Note. d = Cohen’s effect size; IVA/CPT = Integrated Visual and Auditory Continuous Performance Test; CI = confidence interval; NF = neurofeedback; PH = pharmacology; BT = behavior therapy.

The results revealed that treatments differed significantly only on the variables related to attention (not in response control), and these differences are quite favorable to PH intervention. Then, as observed in Table 4, the post hoc analysis performed with Bonferroni correction at a confidence level of .05 indicates that PH treatment was superior to NF and BT on Full Scale Attention, Auditory Attention, and Visual Vigilance and was superior to BT on Visual Attention. BT was superior to NF on Full Scale Attention and Auditory Attention, and was superior to PH only on Vigilance Auditory. NF was superior to PH in Visual Attention and Vigilance Auditory.
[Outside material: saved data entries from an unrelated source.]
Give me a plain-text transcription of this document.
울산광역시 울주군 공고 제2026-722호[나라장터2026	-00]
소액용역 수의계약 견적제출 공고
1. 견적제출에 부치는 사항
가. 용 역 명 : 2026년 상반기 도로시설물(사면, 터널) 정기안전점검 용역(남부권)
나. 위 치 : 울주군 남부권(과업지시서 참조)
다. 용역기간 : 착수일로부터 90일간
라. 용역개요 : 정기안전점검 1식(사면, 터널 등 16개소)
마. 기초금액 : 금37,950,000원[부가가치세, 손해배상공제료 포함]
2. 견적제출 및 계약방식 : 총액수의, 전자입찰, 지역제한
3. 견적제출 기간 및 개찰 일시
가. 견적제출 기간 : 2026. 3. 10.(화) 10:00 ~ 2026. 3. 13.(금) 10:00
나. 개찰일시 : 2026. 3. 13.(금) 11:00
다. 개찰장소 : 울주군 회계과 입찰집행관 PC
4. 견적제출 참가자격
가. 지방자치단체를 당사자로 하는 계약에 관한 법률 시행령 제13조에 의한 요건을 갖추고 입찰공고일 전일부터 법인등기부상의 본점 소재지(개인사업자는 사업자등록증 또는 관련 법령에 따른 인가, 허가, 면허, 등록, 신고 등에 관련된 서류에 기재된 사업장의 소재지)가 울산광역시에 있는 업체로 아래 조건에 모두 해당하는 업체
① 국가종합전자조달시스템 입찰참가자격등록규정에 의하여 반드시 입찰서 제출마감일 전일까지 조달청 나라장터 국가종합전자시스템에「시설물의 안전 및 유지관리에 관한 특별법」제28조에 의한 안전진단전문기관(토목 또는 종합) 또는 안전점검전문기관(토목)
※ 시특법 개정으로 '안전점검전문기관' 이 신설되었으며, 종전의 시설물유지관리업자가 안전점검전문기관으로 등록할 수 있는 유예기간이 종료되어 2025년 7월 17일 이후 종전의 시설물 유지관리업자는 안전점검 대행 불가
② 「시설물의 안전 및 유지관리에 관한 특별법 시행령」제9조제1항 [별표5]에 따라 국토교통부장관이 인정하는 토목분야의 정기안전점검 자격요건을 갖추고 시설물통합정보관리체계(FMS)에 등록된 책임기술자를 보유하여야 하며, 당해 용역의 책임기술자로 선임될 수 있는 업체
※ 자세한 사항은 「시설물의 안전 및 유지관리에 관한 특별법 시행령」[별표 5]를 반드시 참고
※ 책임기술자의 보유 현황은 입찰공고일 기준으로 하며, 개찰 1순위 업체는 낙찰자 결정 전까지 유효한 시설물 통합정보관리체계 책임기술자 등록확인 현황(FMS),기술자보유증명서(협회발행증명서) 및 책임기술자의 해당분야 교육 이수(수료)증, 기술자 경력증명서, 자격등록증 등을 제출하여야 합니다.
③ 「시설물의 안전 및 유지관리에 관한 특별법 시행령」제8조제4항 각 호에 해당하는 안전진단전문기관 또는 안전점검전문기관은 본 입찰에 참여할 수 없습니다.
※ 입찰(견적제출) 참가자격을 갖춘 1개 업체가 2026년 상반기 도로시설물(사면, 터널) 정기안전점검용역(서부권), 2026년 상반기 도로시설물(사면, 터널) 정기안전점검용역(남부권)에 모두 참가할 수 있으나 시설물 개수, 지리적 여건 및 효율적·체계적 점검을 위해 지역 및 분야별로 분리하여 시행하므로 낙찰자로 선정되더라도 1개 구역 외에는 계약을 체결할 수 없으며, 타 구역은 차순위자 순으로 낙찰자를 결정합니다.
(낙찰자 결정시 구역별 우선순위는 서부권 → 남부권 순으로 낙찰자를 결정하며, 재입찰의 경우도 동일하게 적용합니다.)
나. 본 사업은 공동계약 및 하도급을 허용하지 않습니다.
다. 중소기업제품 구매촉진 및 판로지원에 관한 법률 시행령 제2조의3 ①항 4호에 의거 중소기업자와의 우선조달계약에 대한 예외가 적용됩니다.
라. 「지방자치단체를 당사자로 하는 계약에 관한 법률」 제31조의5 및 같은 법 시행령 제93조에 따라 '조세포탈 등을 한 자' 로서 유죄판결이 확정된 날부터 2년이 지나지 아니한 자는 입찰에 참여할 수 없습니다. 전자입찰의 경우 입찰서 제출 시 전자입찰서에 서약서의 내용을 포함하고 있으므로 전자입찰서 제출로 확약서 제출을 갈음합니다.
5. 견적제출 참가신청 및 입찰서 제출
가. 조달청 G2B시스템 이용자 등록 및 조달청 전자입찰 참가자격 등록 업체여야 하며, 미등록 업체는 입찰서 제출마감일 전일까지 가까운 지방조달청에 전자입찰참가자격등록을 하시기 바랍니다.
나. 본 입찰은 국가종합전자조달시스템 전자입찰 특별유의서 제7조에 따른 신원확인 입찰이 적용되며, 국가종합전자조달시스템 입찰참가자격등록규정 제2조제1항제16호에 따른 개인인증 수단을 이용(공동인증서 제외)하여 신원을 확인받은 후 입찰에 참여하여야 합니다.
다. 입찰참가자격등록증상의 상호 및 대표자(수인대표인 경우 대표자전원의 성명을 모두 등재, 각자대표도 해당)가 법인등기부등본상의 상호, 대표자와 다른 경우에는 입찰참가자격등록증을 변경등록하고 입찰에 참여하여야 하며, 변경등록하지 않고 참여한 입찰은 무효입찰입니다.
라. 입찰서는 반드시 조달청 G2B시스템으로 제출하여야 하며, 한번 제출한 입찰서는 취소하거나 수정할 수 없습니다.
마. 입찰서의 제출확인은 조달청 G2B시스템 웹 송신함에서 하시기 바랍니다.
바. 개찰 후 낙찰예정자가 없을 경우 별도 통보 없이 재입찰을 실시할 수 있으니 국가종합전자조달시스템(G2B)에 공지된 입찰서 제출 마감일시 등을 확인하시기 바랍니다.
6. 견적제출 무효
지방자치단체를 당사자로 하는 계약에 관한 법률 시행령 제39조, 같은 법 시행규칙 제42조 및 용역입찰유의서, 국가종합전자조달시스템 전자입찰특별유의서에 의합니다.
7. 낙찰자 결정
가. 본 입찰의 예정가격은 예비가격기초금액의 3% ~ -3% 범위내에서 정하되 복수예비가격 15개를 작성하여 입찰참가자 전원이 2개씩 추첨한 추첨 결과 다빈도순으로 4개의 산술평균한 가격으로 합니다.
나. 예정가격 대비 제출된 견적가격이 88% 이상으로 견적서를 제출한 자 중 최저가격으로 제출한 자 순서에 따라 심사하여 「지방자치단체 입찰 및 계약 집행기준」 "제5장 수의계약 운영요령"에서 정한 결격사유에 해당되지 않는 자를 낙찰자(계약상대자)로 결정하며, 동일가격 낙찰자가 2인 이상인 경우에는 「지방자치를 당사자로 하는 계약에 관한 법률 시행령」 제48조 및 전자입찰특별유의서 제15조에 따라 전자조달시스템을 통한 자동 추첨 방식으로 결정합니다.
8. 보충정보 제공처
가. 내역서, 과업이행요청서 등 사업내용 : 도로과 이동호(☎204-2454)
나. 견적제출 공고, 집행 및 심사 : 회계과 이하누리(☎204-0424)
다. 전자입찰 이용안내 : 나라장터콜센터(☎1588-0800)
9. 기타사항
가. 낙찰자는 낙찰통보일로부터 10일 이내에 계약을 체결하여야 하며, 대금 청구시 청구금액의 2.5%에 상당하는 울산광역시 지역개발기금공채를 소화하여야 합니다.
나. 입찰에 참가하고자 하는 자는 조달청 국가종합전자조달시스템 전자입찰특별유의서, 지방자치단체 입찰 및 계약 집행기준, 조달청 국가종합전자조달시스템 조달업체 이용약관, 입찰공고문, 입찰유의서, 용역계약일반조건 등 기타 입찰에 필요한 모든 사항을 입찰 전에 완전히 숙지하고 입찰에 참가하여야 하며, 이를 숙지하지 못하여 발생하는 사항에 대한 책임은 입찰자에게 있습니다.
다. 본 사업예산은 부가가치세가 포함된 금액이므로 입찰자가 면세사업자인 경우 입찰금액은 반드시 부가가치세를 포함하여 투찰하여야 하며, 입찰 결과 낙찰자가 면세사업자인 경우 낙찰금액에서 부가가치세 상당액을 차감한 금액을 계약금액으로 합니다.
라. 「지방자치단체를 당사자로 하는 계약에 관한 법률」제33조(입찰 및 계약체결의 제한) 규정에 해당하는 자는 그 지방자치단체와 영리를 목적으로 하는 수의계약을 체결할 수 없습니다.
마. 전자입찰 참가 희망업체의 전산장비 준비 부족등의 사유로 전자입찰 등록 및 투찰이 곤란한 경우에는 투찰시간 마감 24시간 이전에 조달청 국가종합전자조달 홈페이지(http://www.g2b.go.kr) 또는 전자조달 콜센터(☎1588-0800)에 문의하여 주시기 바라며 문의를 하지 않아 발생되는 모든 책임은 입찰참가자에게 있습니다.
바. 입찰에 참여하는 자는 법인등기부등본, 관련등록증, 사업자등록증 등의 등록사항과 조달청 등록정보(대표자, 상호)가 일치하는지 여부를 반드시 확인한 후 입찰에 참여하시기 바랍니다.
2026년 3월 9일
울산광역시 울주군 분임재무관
Post hoc differences did not reach significance for Auditory Speed, but PH was superior to NF and BT with large effect sizes, which was similar to those found on the aforementioned measures.

Discussion

The first objective of this study was to determine the differential efficacy of neurofeedback, pharmacology, and behavior therapy on ADHD neuropsychological measures and parent/teacher rating scales. In relation to this objective, we can conclude that the three treatments were separately able to generate changes and improvements on most of the measures. Regarding neurofeedback and methylphenidate, data are consistent with those obtained by Fuchs, Birbaumer, Lutzenberger, Gruzelier, and Kaiser (2003), and we can now add the positive data pertaining to behavior therapy. However, the scope of these improvements varied according to how efficacy was assessed (inattention or hyperactivity/impulsivity measured by the IVA/CPT or rating scales) and the source of information obtained (mothers or teachers).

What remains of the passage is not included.